TS: It was 2012 but I don’t remember exactly when and why I came up with the idea. Some people around me had been making zines or doing self directed projects, such as Kisa Miyazaki’s The Curry Note and Shishi Yamazaki’s Mask. I suppose, I’m naturally interested in working on a product I can deal in by myself without any clients. Maybe.
Was it more work than you imagined?
I don’t think so. I’m enjoying every phase of making the calendar (especially drawing actual letterings and a cover illustration), and there's a whole year to prepare for it. It’s not hard work.
One thing I didn’t expect is how much I have to work on taking orders and shipping. Honestly I feel that kind of work is not for me. I'm always afraid of shipping errors…
Every year, I see you make huge efforts to create new drawings that replace old ones. How do you decide which numbers get replaced?
I always start from number 1, and after having done 150-200 numerals, I scan them, and put them on the outside of the art board of the former year’s calendar.ai. (By the way, for the coming year, I renewed all the numerals because I have plenty of time to work on it.)
Then, I choose some of the less well-drawn numerals from the former line-up and replace them with new ones.
One thing I really pay attention to is legibility. I’d like to all the numerals’ shape to be properly legible even though it’s heavily decorated or distorted.
Other than that, I think the criteria for replacement is obvious. I just remove things that look like they were done by someone with poor taste or poor skill. But, of course everything was done by me.
I think this project is a kind of training for me to pursue new graphical vocabulary, so it’s more important to keep drawing new numerals than to complete a sheet of calendars annually.
Your analog process—using a combination of good old fashioned ink and white-out—creates a really beautiful line quality that feels warm and inviting. Has every numeral been produced by hand?
Thank you, yes it has. I don’t intend to make them look old-fashioned or warm, but it's nice to hear that you said it's inviting.
Recently, I found some guys on instagram that are doing something in the same format. I don’t know how they got interested in lettering, but I think lettering (especially by hand) looks much easier compared to more professional and less accessible methods such as type design and typography.
Lettering encourages many amateur people to make crazy, clumsy, unconventional letter shapes without a historical precedent. I think that is one of good things about lettering. Although It’s funny to see that some of the guys put #typography on their interesting lettering works...
Yes, it looks like someone is taking your idea, copying, and being influenced by some of your forms as well. That’s a shame. Does it upset you?
If they are selling them it could be a problem but for now it’s okay! When I was young I did something similar as well lol.

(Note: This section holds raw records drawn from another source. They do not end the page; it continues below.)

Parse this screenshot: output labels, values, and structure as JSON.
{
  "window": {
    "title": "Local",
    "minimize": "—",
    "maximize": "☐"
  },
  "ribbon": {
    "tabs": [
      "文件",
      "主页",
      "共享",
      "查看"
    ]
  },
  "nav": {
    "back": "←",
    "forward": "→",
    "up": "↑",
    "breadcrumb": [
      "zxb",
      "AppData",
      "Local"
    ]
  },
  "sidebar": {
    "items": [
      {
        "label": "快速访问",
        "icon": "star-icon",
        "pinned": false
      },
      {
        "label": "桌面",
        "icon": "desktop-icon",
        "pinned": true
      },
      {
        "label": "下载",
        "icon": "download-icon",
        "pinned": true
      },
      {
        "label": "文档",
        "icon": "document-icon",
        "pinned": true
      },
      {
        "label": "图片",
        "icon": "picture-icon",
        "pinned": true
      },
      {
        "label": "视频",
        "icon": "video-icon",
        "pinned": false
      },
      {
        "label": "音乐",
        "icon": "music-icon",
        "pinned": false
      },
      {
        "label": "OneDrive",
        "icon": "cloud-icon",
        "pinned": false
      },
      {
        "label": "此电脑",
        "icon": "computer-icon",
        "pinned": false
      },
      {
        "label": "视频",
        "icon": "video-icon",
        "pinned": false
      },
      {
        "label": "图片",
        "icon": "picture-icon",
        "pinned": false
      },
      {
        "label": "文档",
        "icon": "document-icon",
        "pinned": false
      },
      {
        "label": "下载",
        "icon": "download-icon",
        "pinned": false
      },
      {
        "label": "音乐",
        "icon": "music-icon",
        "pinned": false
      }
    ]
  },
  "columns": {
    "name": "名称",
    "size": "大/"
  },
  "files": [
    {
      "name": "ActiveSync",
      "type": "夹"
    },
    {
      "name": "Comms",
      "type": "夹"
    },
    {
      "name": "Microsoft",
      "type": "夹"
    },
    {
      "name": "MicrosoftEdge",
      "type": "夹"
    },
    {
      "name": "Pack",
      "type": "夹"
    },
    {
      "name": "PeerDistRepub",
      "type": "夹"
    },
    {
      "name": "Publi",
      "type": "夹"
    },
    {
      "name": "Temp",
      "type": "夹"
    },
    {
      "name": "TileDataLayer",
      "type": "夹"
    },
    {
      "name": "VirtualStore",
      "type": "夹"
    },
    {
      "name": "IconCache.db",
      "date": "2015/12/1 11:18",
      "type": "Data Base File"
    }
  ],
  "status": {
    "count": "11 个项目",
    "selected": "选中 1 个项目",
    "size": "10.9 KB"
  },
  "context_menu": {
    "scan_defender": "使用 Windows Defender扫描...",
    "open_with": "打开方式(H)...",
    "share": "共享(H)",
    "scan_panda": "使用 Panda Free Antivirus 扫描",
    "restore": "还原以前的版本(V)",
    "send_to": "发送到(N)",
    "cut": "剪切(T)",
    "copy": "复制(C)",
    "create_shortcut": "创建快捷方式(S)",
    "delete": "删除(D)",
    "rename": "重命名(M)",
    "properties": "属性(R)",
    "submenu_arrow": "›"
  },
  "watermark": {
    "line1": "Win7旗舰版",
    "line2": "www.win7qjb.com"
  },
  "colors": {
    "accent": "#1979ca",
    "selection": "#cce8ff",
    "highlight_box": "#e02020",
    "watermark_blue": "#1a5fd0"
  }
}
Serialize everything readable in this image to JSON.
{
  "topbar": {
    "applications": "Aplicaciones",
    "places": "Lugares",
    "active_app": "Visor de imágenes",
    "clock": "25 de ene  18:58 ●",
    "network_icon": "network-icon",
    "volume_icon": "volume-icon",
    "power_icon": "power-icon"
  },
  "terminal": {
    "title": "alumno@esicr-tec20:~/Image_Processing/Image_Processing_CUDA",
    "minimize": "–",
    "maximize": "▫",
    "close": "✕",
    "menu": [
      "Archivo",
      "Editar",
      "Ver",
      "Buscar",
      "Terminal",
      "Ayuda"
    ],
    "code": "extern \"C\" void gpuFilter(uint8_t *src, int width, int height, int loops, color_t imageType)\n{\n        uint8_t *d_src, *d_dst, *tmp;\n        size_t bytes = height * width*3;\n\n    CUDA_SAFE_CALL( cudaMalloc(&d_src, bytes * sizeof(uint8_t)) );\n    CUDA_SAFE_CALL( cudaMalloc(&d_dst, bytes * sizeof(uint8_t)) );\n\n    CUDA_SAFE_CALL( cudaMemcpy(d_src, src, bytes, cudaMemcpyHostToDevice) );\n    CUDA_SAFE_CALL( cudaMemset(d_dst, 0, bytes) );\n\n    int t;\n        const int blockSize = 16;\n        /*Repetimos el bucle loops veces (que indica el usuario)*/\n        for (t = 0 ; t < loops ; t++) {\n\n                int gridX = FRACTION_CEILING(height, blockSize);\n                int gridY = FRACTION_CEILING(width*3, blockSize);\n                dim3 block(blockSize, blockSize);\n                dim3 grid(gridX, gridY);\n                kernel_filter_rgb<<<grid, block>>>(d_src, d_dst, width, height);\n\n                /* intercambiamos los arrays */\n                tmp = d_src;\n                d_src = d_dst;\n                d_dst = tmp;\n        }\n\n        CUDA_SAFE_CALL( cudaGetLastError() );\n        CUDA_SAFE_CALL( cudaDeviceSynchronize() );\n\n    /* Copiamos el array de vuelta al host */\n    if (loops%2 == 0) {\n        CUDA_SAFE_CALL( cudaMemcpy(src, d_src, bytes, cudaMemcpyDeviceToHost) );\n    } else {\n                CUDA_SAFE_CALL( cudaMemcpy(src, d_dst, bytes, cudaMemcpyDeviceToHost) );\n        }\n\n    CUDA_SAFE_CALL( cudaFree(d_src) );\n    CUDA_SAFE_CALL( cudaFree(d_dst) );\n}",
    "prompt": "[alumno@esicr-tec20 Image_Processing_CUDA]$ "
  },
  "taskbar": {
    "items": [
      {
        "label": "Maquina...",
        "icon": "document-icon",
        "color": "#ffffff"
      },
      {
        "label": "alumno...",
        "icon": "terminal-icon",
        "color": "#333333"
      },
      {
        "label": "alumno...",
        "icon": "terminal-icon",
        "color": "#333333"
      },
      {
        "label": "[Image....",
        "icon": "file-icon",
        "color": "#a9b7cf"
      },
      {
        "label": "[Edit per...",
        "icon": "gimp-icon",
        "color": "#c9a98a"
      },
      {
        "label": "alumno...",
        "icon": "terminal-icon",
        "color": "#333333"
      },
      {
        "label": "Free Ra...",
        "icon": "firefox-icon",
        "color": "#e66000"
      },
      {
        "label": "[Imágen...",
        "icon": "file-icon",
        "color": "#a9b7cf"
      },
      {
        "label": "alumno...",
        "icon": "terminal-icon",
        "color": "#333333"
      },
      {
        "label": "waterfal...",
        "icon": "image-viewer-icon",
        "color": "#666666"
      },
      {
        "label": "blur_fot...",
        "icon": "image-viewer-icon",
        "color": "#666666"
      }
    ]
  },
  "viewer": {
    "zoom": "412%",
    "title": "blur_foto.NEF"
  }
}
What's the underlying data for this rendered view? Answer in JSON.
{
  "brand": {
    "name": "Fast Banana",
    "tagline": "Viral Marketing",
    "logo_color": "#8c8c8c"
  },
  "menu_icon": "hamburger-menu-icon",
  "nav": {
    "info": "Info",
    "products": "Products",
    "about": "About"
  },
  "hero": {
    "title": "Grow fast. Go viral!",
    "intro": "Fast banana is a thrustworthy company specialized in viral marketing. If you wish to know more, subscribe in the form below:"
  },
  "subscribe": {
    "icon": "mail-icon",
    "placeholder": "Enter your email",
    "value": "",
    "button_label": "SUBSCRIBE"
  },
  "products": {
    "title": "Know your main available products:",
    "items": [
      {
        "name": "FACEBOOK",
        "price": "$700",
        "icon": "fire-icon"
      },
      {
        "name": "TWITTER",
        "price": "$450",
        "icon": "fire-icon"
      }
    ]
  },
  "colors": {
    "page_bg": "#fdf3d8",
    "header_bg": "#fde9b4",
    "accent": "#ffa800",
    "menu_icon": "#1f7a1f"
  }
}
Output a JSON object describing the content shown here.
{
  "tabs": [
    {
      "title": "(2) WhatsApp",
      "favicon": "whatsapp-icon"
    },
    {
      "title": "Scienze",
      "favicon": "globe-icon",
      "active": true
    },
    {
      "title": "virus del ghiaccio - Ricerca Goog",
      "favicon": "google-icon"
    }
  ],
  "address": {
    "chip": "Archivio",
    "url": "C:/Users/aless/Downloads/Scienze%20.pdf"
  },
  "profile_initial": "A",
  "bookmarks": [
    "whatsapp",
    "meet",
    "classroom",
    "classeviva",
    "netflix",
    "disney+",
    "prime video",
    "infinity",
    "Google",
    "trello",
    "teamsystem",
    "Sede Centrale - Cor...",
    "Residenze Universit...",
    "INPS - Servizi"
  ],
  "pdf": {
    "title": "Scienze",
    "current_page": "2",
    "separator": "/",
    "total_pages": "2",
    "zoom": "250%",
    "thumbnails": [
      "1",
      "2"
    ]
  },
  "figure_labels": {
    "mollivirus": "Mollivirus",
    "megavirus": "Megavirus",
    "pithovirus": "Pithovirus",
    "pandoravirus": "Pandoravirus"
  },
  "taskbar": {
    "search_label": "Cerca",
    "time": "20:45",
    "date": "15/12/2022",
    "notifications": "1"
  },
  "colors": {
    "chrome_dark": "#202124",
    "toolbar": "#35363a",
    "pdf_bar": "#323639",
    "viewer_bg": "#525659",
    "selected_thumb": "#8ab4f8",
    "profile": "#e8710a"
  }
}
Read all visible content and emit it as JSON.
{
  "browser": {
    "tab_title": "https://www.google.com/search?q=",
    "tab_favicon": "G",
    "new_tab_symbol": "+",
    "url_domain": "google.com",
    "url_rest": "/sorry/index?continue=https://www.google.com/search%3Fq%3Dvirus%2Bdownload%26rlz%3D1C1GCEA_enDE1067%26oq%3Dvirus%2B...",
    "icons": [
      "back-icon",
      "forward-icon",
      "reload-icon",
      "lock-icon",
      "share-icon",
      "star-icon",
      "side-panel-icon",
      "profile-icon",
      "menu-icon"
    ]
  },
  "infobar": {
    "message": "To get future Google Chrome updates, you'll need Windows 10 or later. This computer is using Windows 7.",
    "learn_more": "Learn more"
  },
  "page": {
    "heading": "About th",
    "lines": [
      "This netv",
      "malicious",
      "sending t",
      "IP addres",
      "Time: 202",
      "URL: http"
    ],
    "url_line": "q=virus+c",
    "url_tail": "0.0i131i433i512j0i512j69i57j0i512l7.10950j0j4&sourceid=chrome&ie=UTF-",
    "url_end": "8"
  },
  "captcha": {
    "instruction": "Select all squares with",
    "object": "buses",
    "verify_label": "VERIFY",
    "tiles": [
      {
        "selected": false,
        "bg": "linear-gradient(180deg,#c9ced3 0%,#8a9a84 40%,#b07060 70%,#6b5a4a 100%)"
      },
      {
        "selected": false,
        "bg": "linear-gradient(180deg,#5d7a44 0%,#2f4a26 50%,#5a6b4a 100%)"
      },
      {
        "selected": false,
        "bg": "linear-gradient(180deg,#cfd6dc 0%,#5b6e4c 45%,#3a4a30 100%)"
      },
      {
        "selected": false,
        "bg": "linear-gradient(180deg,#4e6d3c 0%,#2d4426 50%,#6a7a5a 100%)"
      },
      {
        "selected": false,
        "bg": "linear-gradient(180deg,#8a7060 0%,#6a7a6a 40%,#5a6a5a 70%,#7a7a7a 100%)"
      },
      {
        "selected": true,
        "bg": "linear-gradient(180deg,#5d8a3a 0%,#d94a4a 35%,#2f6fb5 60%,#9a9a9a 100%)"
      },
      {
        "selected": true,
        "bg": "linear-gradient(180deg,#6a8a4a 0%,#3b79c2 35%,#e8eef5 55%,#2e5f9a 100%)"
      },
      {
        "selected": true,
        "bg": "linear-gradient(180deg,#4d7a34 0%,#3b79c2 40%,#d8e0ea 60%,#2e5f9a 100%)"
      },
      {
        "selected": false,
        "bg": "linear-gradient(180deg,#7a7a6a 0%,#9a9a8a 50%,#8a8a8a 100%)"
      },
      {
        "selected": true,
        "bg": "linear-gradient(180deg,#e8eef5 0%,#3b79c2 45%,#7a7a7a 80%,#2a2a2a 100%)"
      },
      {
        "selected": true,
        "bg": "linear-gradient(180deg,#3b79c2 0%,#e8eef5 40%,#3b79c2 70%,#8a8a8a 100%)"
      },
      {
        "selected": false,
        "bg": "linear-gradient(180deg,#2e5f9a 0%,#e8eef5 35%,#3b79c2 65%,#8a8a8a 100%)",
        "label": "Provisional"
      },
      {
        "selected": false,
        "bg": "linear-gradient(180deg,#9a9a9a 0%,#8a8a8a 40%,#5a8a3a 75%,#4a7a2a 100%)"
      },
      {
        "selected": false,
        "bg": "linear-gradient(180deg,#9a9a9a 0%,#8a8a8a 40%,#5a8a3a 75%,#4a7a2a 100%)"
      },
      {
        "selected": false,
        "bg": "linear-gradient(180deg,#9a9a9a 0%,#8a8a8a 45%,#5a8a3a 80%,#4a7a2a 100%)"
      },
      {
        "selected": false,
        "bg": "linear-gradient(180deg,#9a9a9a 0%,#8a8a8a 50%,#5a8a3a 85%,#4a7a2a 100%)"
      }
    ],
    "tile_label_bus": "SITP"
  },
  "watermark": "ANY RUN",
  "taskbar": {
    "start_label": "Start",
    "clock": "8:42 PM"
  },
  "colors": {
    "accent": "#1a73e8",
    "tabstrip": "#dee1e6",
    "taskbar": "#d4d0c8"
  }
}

What I really care about is how interesting and progressive each graphic style is. It seems that those guys are not curious about that, but just are interested in juxtaposing whatever characters in different styles. That has been done by so many designers and illustrators in history.
I am particularly impressed by the part of your portfolio where you cite references. That’s really cool! While inspiration might be infinite, do you ever fear you'll run out of enthusiasm for creating new numerals?
I think I’m afraid of running out of curiosity and inspiration rather than enthusiasm.
Before I said the calendar is all about developing graphical vocabulary. But I think somehow my enthusiasm for lettering (like the calendar numerals) is connected with a physical need. It’s a bit like an inevitable, desirable exercise such as masturbation (sorry!) at least so far and right now.
Although inspiration looks infinite, I think it’s something that you can’t get without curiosity and consciousness. It’s a bit harder for me to keep being conscious than keeping working on the lettering.
Indeed, consciousness is always a struggle. Thank you for the interview, Tézzo!